ST. LOUIS, Mo. – Representing 3,000 janitors in the area, Service Employees International Union (SEIU) Local 50 held a press conference here Feb. 26 to announce an “historic” agreement with 10 independent cleaning companies.

The local hopes that the example set by the 10 companies will convince the Contract Cleaners Association (CCA), an association of eight companies, to do “what is right.” The union has been in negotiation with CCA since Nov. 16, 2001.

The new contract covering “several hundred” St. Louis janitors will raise the contract minimum from $5.25 to $7.25 in the first year and $7.95 in the second year. Local 50 President Donald Rudd said, “no janitor will get less than a 75 cent increase in the first year [and] 70 cents in the second year.”

In addition to wage increases, employer-paid medical health insurance contributions will increase by 500 percent. Currently there is a health care crisis for the uninsured and the underinsured in St. Louis, especially in the African-American community. African Americans comprise 85 percent of the 8,000 janitors in the St. Louis area.

Employer pension contributions will increase to 20 cents an hour, up from 8 cents an hour. Janitors will also receive paid bereavement leave; Martin Luther King Holiday, short staffing bonuses and an employer-paid training fund.

The union is demanding a $1 an hour annual increase, a comprehensive employer-paid health care plan, a paid holiday for Martin Luther King, Jr.’s birthday and an increased pension plan in its negotiations with CCA.

Rev. Ken McCoy, executive director of St. Louis ACORN, said, “The issue is clear. If you work hard you should be rewarded. We are asking for what is right, for what is fair!”

While CCA refuses to do “what is right,” political, religious, community, labor and student organizations continue to rally behind the janitors.

At a March 9 meeting of 400 Local 50 members, Charlie Hatcher, organizing director of Local 50, said, “we are for real now. We are going to take it to the streets. We are going to make the big boys pay.”

At that meeting, Rudd outlined the victories so far, including that of the janitors at St. Louis University, where the new contract gives janitors a 66 percent wage increase in the first year and coverage of tuition costs for janitors and their families.

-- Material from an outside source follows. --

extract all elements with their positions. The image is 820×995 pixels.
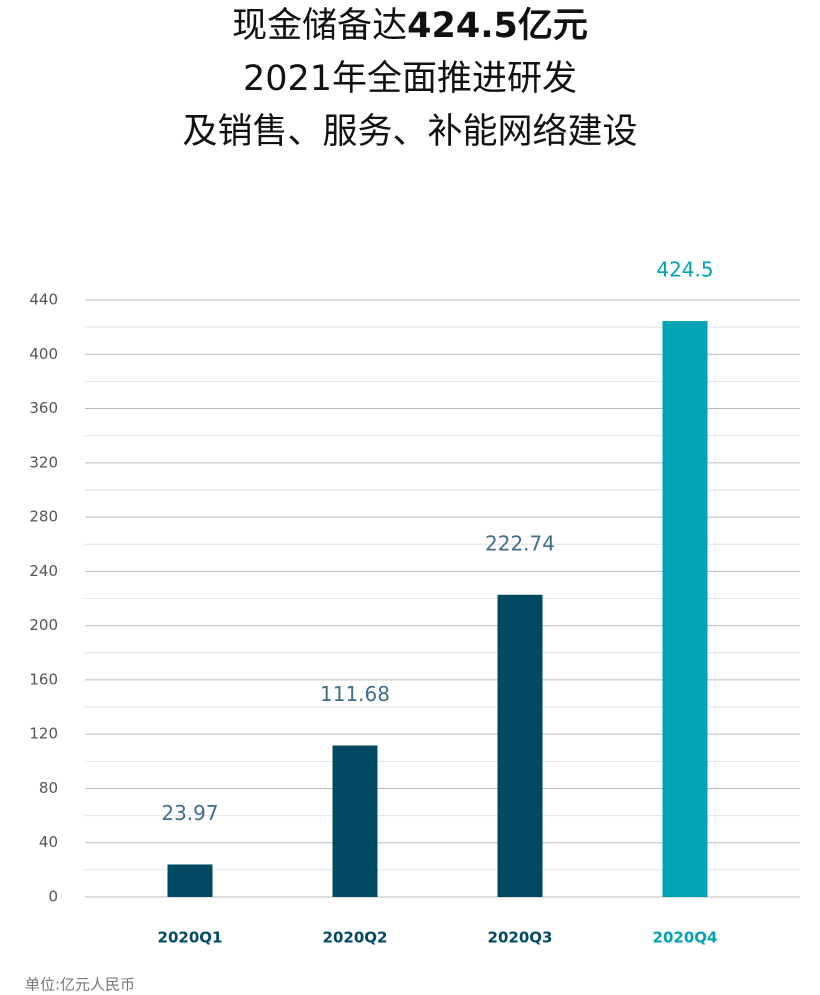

Students at Washington and Webster Universities are beginning to hold forums and circulate petitions in support of the janitors at their campuses.

State Representative John Bowman, a member of the Coalition of Black Trade Unionists and a 25-year member of the United Auto Workers, said CCA has a “total disregard for human rights, workers rights.”

Hatcher closed the March 9 meeting by saying, “We want St. Louis to know that Local 50 is taking it to the streets. We are not going to take it anymore.”